Mutualiser les pertes, privatiser les bénéfices. La sempiternelle devise du capitalisme ne tolère pas les « zones protégées » et s’étend également au domaine des entreprises publiques. Dans ce dossier, qui n’a pas la prétention de couvrir exhaustivement le sujet mais de questionner l’implication future des choix présents, nous nous penchons sur les politiques d’investissement dans la mobilité publique, et cette machiavélique tendance à s’adresser au privé pour financer des projets « modernes » dit d’« intérêt public », où promoteurs privés et politiques s’entendent pour rendre réels de coûteux fantasmes technocratiques. 
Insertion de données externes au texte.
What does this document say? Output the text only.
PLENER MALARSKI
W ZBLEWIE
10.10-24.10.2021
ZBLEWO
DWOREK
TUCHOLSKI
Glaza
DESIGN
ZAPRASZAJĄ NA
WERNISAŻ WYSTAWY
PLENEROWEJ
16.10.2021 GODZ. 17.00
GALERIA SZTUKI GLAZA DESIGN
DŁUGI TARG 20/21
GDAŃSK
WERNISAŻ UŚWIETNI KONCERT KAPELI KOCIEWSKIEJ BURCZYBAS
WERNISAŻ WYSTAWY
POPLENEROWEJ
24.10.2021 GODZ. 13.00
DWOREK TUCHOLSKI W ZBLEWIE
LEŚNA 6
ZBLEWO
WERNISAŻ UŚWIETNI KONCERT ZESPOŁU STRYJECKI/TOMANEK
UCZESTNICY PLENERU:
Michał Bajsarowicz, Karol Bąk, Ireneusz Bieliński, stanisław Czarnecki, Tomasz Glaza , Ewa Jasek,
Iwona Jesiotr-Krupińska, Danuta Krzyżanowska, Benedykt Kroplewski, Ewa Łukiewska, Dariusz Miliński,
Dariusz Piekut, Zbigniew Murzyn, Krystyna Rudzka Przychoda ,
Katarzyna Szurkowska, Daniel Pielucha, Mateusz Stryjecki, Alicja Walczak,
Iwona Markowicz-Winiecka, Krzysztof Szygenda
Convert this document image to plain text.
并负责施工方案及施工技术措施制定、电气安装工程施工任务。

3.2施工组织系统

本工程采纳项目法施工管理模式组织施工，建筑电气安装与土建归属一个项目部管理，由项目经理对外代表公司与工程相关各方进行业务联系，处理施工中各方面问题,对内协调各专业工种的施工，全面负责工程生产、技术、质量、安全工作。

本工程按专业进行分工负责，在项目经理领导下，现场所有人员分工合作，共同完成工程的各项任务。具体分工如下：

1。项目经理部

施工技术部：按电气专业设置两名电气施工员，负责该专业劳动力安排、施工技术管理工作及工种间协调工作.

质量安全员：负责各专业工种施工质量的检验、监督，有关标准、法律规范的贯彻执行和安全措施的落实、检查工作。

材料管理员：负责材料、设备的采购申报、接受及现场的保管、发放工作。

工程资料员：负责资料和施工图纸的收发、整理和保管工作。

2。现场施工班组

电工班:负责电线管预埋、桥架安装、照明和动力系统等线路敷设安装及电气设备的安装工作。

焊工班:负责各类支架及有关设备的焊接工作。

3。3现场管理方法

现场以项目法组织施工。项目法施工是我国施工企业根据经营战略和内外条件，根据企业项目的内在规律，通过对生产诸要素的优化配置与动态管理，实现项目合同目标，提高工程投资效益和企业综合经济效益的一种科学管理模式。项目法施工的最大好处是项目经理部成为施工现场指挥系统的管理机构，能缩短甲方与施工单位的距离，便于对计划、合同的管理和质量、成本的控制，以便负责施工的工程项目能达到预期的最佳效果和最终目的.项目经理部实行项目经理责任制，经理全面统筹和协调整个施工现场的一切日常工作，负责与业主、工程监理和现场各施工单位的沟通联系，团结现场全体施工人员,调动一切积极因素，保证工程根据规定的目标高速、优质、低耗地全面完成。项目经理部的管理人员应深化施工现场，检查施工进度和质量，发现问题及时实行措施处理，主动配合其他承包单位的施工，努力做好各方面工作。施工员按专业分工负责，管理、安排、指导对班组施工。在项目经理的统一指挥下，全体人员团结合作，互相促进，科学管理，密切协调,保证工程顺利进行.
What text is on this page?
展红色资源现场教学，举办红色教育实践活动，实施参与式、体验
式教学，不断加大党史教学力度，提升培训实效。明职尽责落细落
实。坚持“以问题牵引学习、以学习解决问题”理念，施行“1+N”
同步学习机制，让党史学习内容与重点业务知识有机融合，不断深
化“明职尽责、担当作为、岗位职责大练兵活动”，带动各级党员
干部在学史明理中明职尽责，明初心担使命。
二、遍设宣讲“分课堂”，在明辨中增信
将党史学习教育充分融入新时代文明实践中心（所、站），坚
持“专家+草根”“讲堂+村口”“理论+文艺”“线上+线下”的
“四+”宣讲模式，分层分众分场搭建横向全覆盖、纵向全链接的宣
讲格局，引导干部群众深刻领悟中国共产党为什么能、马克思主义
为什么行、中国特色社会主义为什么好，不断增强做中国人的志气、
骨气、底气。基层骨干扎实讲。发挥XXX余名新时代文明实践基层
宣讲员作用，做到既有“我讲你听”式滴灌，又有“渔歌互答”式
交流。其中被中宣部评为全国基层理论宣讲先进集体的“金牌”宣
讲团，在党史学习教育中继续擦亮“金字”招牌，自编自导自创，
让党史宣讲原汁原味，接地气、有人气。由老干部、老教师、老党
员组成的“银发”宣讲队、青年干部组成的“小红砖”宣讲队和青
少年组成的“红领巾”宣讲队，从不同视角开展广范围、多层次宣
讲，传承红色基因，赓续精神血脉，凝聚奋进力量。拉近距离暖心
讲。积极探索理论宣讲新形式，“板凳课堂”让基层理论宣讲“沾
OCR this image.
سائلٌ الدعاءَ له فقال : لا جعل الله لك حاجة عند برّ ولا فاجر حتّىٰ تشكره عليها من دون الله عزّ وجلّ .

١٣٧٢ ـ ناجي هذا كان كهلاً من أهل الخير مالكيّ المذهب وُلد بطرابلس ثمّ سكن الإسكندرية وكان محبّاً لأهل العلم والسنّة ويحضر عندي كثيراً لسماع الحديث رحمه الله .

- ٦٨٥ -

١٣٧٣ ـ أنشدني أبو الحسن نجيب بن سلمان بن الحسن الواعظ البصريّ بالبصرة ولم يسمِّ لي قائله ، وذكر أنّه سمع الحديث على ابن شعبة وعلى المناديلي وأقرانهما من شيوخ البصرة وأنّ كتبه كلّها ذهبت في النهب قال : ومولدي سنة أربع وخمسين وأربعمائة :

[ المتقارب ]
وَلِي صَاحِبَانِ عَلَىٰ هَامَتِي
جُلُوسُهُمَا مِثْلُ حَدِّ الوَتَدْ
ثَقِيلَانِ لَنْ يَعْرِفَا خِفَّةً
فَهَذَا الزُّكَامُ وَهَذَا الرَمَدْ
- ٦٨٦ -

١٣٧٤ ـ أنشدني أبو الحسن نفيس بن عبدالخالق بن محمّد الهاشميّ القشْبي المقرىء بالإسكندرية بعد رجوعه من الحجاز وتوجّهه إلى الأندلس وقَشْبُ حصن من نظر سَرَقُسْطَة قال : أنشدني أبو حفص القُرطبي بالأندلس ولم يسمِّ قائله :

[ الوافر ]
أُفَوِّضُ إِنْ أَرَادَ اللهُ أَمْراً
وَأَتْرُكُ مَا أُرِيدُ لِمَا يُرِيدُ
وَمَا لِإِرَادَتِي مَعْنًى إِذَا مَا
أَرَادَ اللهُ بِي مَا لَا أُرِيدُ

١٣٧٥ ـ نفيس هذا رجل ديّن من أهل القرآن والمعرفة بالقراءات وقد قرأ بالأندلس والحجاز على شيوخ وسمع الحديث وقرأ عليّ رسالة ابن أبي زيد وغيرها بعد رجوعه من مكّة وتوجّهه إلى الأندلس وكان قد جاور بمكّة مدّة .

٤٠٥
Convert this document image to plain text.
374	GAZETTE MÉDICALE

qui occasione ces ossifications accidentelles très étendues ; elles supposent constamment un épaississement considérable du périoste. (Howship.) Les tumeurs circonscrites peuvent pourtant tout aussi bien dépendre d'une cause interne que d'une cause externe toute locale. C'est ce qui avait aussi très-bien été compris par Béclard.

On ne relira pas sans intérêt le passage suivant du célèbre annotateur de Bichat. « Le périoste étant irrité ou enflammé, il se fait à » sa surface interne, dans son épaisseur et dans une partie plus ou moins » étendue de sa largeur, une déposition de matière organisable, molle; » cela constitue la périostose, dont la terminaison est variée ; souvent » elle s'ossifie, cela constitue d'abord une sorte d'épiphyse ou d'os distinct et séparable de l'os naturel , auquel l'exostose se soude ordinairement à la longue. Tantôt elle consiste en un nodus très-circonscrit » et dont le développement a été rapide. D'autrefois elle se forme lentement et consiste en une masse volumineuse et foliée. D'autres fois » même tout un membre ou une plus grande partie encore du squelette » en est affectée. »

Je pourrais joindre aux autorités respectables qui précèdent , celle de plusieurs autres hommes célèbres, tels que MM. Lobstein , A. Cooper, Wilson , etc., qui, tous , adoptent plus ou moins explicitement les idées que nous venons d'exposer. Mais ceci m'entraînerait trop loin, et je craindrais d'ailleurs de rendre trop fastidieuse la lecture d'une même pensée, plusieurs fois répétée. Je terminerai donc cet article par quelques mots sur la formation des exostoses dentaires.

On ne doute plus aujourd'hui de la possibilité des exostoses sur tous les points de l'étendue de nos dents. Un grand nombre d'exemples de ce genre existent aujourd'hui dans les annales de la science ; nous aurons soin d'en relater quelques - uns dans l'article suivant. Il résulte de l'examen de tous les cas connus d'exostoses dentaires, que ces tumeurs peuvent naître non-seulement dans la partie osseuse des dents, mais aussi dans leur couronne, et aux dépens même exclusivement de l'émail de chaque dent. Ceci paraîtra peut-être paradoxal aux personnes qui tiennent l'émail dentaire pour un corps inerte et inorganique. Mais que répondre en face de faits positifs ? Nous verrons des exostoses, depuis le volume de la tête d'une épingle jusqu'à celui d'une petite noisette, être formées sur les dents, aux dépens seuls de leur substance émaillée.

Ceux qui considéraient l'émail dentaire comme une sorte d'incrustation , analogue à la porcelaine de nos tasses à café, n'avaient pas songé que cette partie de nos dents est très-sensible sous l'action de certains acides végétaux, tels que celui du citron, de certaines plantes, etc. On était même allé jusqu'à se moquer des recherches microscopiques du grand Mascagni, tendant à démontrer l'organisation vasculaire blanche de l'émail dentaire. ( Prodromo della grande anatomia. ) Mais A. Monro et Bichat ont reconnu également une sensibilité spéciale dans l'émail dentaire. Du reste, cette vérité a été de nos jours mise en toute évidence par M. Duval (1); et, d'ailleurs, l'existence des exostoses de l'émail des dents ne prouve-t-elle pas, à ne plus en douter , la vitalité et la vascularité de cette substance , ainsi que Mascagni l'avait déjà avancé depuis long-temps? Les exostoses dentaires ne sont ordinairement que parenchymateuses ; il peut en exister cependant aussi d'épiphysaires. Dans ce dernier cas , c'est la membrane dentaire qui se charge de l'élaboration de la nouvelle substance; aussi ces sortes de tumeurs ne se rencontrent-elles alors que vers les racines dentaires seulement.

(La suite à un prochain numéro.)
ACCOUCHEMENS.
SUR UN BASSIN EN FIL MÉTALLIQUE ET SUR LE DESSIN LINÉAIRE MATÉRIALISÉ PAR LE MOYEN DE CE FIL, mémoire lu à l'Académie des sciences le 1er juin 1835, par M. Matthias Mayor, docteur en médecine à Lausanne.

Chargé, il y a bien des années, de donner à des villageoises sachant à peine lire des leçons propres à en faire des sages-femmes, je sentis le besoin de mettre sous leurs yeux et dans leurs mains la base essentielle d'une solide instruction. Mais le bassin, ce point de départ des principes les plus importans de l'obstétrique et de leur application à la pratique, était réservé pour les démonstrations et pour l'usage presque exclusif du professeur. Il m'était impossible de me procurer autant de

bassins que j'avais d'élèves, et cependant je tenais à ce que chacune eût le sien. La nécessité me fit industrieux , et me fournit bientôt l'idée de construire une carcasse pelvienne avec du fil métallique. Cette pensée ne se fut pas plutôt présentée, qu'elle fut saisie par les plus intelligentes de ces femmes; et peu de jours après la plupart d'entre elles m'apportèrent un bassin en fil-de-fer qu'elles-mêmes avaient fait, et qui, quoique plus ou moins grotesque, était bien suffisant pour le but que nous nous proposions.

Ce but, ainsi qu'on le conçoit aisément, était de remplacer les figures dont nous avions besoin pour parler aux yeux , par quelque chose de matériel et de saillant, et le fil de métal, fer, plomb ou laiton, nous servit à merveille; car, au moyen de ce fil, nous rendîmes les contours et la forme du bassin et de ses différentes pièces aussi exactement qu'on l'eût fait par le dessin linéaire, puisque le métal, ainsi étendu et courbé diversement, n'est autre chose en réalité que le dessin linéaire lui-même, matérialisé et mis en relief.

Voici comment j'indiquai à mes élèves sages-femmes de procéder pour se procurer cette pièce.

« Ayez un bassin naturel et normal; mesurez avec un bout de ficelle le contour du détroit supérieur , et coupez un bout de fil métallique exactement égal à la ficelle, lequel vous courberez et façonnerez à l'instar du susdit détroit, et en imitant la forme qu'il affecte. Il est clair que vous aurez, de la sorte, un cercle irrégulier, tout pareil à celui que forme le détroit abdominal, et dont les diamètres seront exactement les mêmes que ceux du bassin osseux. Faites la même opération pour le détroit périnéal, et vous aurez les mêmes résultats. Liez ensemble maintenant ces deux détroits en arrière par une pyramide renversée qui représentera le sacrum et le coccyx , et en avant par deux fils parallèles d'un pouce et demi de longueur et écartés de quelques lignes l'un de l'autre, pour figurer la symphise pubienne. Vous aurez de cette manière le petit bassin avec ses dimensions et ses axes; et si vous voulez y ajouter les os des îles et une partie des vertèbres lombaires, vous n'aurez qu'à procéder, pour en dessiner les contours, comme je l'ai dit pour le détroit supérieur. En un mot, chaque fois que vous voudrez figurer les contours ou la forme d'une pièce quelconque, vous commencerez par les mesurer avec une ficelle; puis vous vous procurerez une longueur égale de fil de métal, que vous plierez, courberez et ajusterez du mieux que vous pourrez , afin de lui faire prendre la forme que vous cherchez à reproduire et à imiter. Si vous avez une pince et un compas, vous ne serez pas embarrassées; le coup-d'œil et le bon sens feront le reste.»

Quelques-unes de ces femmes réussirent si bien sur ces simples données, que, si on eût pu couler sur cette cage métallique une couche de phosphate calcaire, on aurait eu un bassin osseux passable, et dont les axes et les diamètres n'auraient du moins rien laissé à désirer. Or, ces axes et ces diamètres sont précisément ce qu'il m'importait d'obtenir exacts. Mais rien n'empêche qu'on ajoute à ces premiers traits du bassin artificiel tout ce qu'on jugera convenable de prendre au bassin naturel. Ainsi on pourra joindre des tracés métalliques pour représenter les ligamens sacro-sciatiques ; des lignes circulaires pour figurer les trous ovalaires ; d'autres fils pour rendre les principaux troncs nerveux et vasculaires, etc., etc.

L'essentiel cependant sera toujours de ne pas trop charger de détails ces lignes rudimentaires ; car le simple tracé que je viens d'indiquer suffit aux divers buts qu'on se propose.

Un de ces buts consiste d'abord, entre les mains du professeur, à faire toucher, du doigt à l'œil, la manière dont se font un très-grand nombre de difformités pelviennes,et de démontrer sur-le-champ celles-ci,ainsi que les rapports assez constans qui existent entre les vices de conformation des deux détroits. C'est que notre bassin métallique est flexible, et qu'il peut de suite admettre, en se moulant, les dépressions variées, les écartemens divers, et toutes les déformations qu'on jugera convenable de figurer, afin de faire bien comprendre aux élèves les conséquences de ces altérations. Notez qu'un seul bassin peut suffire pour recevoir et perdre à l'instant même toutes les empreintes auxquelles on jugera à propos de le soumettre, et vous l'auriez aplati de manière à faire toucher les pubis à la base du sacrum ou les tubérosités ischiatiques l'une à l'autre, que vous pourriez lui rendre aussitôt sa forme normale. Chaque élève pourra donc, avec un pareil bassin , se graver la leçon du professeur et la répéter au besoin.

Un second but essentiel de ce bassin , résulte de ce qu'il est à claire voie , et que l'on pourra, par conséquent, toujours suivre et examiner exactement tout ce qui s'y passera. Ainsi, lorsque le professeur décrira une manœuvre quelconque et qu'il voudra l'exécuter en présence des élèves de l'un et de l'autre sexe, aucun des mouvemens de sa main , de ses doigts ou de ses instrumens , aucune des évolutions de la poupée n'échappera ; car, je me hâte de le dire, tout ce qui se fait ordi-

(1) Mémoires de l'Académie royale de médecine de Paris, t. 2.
Car jamais ces derniers ne posent la question qui demeure fondamentale: celle de la nécessité. Pourraient-ce ces projets ne jamais voir le jour sans mettre en suspens le devenir de l’homme, dès lors qu’ils ne reposent le plus souvent que sur ce diktat de la vitesse ? Car nous savons qu’ « au-delà d’une vitesse critique, personne ne « gagne » du temps sans en faire « perdre » à quelqu’un d’autre »(1). On nous fait dire que ces nouveaux déplacements répondaient à des besoins qui leur préexistaient… mais n’est-ce pas plutôt les nouvelles infrastructures qui ont crée de nouveaux besoins, modifié le rapport à l’espace et au temps, et, à force, instillé dans nos esprits l’idée que ces besoins étaient nôtres et inaliénables. La logique ne serait-elle pas plutôt de diminuer le « besoin de déplacement », de retisser un maillage local riche en relations sociales, 

avec une économie de proximité, le partage du temps de travail permettant un échange local plus fort? La recherche d’objectifs compatibles et harmonieux semble un préalable à une réflexion sur nos déplacements. Mais, dès lors que «le Service public fédéral (SPF) Mobilité et Transports a pour mission de préparer et de mettre en œuvre une politique fédérale concertée de mobilité et de transports au service de la population, des entreprises et de l’économie (…) veillant en permanence à soutenir la croissance économique, lutter contre la pollution atmosphérique, contribuer à l’égalité des chances, améliorer la qualité de vie»(2), n’assiste-t-on pas à l’énumération d’objectifs inconciliables dont les uns n’ont pour fonction que de masquer l’unicité de l’effet recherché : la croissance ! Car peut-on « soutenir la croissance» tout en luttant contre la pollution, l’égalité des chances et la qualité de vie? 

Par ailleurs, si ces projets nous sont imposés comme des nécessités du progrès, sont-ils viables à long terme? Nous connaissons la réponse et le seul intérêt qui guide ce type de développement. Comme pour l’amplification du transport aérien dont le non-sens environnemental n’est plus à démontrer, investir lourdement dans le ferroviaire questionne sur la pertinence des orientations prises qui, présentement, déterminent des choix de société que nous connaissons trop bien: productivisme, dualisation sociale, concurrence des territoires, mobilité sociale à deux vitesses. 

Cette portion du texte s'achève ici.